- Goriška Vas pri Škocjanu Location in Slovenia
- Coordinates: 45°55′18.27″N 15°16′26.25″E﻿ / ﻿45.9217417°N 15.2739583°E
- Country: Slovenia
- Traditional region: Lower Carniola
- Statistical region: Southeast Slovenia
- Municipality: Škocjan

Area
- • Total: 1.13 km^{2} (0.44 sq mi)
- Elevation: 284.2 m (932.4 ft)

Population (2002)
- • Total: 11

= Goriška Vas pri Škocjanu =

Goriška Vas pri Škocjanu (/sl/; Goriška vas pri Škocjanu) is a small village in the Municipality of Škocjan in southeastern Slovenia. Within the municipality, it belongs to the Village Community of Zagrad.
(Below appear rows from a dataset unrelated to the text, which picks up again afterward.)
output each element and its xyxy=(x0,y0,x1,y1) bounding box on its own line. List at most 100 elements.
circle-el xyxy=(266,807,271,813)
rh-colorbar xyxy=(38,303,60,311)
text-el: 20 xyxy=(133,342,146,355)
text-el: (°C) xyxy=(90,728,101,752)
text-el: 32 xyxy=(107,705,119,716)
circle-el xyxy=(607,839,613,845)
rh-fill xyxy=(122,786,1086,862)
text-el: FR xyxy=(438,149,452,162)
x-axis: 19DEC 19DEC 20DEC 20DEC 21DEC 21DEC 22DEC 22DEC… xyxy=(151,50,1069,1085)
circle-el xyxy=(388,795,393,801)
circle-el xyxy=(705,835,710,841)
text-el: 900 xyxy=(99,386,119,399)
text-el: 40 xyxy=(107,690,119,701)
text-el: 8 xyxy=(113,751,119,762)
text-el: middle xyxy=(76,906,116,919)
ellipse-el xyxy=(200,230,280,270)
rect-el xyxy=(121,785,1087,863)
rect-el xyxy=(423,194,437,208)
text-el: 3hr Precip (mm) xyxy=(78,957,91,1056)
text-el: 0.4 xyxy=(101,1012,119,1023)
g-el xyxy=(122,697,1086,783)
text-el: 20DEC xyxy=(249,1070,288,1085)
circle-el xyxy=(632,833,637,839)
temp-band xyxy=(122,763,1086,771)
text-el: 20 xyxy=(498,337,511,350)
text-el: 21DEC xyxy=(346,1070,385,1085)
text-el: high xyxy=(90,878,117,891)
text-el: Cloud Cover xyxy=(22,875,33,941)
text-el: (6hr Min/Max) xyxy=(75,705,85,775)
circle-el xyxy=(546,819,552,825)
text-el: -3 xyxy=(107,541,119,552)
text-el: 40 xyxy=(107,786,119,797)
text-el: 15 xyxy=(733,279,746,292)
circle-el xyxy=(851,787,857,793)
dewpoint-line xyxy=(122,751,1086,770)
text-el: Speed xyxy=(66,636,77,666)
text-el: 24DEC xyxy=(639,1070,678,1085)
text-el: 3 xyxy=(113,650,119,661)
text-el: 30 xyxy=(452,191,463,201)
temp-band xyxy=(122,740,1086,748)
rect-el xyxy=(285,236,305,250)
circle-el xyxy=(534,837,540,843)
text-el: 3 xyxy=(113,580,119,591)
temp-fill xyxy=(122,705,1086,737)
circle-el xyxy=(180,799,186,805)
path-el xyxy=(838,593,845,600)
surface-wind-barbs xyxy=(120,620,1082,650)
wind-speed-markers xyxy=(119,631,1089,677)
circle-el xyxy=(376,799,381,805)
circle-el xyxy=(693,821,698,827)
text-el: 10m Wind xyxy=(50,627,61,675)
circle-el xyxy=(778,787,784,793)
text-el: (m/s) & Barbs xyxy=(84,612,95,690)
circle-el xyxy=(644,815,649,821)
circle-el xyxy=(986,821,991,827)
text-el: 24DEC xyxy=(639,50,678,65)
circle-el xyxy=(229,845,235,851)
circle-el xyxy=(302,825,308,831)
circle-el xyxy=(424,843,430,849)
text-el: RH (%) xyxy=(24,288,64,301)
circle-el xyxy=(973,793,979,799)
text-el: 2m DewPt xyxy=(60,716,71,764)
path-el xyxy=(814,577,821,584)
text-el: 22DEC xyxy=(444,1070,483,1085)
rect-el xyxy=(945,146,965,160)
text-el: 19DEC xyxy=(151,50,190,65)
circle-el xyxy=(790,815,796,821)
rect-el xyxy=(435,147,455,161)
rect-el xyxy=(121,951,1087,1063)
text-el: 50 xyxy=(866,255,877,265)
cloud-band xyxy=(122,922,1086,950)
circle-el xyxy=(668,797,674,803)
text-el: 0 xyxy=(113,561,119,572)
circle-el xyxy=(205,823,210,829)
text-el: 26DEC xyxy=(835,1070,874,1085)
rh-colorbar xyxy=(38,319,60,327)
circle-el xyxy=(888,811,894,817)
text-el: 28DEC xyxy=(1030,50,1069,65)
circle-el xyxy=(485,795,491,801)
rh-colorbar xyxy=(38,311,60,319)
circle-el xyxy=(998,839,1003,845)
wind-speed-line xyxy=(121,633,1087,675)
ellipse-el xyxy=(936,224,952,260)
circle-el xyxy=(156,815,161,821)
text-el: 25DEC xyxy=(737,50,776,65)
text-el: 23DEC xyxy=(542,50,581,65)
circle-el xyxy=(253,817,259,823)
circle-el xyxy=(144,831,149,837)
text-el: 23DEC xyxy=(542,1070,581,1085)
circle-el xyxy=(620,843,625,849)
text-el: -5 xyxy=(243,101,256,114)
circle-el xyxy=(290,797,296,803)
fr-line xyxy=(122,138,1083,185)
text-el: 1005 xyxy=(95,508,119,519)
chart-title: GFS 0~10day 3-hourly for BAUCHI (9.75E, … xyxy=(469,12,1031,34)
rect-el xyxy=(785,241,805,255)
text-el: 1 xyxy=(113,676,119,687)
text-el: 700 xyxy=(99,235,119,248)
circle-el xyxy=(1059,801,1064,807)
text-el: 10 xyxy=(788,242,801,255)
The area is part of the historical region of Lower Carniola. The municipality is now included in the Southeast Slovenia Statistical Region.

==Name==
The name of the settlement was changed from Goriška vas to Goriška vas pri Škocjanu in 1953.

==Church==
The local church is dedicated to Saints Hermagoras and Fortunatus and belongs to the Parish of Škocjan. It is a medieval building that was restyled in the Baroque in the first half of the 18th century.